Here’s the Campaign for Southern Equality’s statement on the 4th Circuit Court of Appeals ruling:
The 4th Circuit Court of Appeals ruled today in Bostic v. Schaefer. The three judge panel upheld the decision to strike down Virginia’s ban on same-sex marriage. The ruling paves the way for Amendment One to be struck down in North Carolina.
“Today’s ruling is further proof that there is not a single valid legal argument to uphold Amendment One. It’s not a question of if Amendment One will be struck down, but when. Each day that North Carolina’s ban on same-sex marriage remains on the books, families are harmed. The Campaign for Southern Equality will continue to call for swift action from the courts to overturn Amendment One, and for citizens and elected officials to take a stand against this discriminatory and immoral law,” said Rev. Jasmine Beach-Ferrara, Executive Director of the Campaign for Southern Equality.
“Federal courts in recent months have made clear – emphatically and unequivocally – that it is unconstitutional for state governments to discriminate against loving and committed couples who want the benefits and security that marriage provides,” said Jacob Sussman, lead counsel for plaintiffs in General Synod of the United Church of Christ vs. Cooper and partner at Tin Fulton Walker & Owen.

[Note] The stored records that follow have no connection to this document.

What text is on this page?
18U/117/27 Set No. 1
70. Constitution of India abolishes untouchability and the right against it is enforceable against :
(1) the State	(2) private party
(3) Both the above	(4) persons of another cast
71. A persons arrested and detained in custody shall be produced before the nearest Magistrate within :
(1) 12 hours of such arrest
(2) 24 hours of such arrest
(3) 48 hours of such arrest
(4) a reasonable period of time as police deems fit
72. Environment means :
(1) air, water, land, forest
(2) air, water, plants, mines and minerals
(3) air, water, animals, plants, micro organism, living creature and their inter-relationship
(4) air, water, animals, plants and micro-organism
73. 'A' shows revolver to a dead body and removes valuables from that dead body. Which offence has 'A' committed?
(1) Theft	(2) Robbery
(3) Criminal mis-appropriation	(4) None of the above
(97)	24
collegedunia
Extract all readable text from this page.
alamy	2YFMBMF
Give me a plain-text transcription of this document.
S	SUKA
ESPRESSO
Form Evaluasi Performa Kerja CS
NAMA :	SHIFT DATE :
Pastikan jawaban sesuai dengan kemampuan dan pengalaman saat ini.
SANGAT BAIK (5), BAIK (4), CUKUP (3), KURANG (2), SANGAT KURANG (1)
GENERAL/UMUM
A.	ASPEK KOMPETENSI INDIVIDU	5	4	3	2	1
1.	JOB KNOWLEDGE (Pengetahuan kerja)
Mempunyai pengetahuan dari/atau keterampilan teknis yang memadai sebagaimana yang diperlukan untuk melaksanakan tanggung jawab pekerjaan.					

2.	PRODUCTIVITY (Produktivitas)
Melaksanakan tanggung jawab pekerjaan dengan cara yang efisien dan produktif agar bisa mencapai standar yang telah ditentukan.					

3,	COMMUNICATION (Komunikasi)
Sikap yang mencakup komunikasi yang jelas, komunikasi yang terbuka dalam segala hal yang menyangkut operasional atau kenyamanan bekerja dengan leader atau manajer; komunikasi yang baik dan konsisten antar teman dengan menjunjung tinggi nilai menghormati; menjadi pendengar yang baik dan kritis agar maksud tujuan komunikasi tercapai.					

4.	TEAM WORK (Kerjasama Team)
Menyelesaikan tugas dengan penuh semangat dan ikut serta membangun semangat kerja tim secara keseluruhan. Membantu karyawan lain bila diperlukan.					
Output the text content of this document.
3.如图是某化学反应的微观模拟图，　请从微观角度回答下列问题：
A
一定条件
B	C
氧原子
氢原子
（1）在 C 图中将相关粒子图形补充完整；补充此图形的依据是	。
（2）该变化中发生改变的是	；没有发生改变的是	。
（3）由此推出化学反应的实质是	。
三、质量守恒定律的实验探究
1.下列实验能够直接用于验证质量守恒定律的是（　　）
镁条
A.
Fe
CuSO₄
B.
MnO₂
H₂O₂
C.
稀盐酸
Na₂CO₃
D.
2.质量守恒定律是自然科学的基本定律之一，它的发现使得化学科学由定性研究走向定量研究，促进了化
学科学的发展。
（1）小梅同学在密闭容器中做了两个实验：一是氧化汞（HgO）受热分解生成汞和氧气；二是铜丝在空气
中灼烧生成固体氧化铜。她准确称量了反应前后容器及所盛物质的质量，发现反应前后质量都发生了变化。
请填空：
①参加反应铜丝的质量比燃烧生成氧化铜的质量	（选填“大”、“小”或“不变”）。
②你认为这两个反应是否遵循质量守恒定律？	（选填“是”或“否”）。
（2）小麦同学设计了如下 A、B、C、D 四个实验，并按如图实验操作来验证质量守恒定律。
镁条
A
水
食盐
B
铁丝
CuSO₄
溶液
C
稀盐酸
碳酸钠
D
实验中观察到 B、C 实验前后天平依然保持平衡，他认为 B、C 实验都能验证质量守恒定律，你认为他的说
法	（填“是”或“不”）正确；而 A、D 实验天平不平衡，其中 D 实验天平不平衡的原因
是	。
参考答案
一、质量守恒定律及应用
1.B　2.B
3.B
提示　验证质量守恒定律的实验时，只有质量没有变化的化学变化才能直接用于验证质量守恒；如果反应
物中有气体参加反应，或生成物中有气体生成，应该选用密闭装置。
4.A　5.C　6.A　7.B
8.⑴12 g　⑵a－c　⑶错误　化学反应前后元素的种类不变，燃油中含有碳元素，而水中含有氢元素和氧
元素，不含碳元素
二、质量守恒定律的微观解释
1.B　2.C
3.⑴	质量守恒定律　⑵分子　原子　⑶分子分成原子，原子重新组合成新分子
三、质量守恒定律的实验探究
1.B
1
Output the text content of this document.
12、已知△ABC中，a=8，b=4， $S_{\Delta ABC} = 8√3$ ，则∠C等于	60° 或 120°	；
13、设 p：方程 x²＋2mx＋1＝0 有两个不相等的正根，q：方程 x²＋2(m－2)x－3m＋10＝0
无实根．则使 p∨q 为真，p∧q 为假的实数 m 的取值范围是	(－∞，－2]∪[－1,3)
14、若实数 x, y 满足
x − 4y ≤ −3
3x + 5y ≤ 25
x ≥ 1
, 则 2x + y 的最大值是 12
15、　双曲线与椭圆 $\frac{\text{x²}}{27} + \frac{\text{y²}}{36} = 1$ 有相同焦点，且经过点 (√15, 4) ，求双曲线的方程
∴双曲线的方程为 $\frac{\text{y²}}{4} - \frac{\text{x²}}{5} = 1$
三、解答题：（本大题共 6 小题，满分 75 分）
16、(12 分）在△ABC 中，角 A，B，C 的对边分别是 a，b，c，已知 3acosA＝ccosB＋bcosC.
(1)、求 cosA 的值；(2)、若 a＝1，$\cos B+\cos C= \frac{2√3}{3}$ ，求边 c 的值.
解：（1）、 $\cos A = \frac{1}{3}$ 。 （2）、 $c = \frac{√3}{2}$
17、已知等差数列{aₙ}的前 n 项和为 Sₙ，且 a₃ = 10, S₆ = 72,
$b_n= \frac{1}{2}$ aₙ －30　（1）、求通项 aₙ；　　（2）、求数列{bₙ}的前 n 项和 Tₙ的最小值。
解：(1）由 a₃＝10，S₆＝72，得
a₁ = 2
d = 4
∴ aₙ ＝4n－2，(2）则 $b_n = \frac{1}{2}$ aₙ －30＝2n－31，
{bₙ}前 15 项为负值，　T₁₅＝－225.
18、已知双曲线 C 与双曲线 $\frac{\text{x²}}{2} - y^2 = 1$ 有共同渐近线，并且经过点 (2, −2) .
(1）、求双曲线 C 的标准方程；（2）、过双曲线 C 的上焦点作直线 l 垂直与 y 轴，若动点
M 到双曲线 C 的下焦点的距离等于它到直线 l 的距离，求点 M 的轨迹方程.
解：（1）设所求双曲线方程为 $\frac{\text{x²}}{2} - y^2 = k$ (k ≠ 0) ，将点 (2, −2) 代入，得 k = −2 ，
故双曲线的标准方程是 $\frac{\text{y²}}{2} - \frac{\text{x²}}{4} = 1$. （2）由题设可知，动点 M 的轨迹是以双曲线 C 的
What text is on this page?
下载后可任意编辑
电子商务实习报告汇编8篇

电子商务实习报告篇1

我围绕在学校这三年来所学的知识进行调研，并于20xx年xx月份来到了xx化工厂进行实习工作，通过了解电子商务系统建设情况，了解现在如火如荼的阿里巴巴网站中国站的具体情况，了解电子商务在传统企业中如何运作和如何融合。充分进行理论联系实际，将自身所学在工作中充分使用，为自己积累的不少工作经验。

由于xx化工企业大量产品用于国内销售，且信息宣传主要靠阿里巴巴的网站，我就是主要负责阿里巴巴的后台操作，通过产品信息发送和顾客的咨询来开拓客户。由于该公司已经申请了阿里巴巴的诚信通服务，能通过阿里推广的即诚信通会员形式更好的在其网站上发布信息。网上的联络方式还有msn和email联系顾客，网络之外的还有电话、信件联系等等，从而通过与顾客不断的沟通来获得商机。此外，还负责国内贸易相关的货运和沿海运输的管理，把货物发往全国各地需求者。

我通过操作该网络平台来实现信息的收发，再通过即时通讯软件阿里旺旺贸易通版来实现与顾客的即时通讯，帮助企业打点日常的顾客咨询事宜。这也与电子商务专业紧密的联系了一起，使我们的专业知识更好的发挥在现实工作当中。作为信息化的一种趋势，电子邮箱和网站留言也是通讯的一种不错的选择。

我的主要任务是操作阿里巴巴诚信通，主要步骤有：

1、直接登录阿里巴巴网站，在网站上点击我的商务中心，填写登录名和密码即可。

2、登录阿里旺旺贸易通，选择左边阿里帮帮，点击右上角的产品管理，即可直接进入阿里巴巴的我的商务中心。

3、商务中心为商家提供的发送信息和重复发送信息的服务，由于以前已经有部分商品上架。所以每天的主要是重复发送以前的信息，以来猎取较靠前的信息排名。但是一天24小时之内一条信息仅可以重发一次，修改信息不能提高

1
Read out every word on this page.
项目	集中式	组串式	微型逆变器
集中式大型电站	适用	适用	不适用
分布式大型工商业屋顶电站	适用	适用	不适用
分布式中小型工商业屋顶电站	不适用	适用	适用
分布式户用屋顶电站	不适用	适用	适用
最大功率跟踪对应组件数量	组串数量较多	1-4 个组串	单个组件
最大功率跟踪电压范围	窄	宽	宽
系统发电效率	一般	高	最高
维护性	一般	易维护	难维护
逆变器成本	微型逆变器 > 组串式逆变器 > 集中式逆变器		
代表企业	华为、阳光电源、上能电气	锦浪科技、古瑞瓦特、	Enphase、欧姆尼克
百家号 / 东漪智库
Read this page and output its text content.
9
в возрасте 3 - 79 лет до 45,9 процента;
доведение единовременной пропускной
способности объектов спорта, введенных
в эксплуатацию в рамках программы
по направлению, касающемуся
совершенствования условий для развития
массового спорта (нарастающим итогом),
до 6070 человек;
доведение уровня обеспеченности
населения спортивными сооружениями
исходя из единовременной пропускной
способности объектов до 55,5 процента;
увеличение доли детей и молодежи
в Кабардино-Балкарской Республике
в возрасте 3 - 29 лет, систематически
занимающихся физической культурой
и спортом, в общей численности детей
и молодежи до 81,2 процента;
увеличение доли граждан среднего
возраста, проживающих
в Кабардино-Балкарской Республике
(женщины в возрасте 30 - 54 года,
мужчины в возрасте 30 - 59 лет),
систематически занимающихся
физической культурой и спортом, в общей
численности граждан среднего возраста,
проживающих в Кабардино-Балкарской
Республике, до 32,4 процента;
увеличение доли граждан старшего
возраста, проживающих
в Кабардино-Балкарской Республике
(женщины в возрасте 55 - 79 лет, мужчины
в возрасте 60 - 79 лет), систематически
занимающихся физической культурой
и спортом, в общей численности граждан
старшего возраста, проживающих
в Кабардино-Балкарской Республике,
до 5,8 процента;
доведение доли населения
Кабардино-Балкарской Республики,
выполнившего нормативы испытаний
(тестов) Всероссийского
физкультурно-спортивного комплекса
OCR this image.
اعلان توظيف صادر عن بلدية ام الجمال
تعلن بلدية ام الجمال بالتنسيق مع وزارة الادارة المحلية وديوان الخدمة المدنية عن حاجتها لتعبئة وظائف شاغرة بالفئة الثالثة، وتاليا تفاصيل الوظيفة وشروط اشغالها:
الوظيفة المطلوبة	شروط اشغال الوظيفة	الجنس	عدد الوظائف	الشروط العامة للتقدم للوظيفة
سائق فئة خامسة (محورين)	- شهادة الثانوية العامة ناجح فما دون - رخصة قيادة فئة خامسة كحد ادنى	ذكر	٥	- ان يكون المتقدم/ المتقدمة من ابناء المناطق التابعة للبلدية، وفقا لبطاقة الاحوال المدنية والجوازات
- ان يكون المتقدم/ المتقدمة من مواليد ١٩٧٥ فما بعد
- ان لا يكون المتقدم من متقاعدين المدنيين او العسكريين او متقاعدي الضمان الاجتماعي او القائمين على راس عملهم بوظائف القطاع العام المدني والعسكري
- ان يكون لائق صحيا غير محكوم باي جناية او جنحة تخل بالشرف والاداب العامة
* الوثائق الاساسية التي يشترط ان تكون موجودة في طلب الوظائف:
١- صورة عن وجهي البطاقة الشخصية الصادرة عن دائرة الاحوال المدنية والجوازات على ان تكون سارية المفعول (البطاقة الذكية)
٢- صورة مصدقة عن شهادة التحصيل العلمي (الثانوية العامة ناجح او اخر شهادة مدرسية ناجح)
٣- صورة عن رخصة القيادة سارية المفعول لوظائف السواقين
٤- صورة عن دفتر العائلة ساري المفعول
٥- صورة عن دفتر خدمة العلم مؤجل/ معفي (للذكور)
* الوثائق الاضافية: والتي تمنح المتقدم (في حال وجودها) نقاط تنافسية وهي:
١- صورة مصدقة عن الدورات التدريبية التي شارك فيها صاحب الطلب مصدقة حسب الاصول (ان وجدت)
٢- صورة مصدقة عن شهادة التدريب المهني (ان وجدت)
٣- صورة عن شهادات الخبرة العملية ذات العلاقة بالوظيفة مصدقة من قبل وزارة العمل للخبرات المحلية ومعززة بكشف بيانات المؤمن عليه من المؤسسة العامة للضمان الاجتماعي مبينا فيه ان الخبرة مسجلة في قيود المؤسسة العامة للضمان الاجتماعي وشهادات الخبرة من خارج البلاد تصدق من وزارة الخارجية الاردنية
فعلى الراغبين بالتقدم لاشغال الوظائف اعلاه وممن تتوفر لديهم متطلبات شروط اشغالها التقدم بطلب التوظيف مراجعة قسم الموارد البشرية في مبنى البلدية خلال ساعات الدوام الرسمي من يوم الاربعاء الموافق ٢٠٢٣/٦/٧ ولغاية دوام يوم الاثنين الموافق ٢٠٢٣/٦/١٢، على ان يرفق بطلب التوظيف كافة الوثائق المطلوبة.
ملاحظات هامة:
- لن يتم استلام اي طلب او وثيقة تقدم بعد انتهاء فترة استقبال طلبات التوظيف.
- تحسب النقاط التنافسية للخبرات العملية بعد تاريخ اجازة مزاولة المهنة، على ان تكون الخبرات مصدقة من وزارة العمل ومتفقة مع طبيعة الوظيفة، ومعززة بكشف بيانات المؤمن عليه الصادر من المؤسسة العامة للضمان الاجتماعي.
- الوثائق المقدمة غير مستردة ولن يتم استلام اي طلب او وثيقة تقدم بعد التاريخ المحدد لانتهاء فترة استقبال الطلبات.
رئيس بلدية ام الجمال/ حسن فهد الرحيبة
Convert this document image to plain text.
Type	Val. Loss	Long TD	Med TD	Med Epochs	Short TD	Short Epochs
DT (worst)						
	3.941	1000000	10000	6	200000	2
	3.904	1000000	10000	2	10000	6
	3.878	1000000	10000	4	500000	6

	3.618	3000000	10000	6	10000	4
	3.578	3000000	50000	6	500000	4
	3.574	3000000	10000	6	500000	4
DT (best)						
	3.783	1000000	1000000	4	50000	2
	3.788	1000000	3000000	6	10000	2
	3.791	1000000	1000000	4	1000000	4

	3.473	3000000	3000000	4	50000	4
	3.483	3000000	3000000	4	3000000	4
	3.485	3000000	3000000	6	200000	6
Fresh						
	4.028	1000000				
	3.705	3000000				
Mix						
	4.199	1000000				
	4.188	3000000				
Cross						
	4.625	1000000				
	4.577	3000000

You can read the full Bostic v. Schaefer ruling at: http://www.ca4.uscourts.gov/Opinions/Published/141167.P.pdf
In North Carolina, multiple federal challenges to Amendment One are working their way through the courts. The focus now returns to General Synod of the United Church of Christ v. Cooper, a
federal legal challenge to North Carolina’s ban on same-sex marriage filed in the Western District of North Carolina. Plaintiffs in the lawsuit include same-sex couples and four national religious denominations – the United Church of Christ, the Alliance of Baptists, the Association of Welcoming and Affirming Baptists and the Central Conference of American Rabbis – in addition to Episcopalian, Jewish and Baptist clergy from across North Carolina. Plaintiffs are seeking a preliminary injunction in the case and are represented by the law firms of Tin Fulton Walker & Owen and Arnold & Porter LLP.
The Campaign for Southern Equality, which promotes LGBT equality across the South, is coordinating a public education campaign accompanying the case. Supporting documents and profiles of the Plaintiffs in General Synod of the UCC v. Cooper can be found at http://www.amendmentonechallenge.org. The Campaign for Southern Equality is a national effort to assert the full humanity and equality of lesbian, gay, bisexual and transgender (LGBT) people in American life and to increase public support for LGBT rights.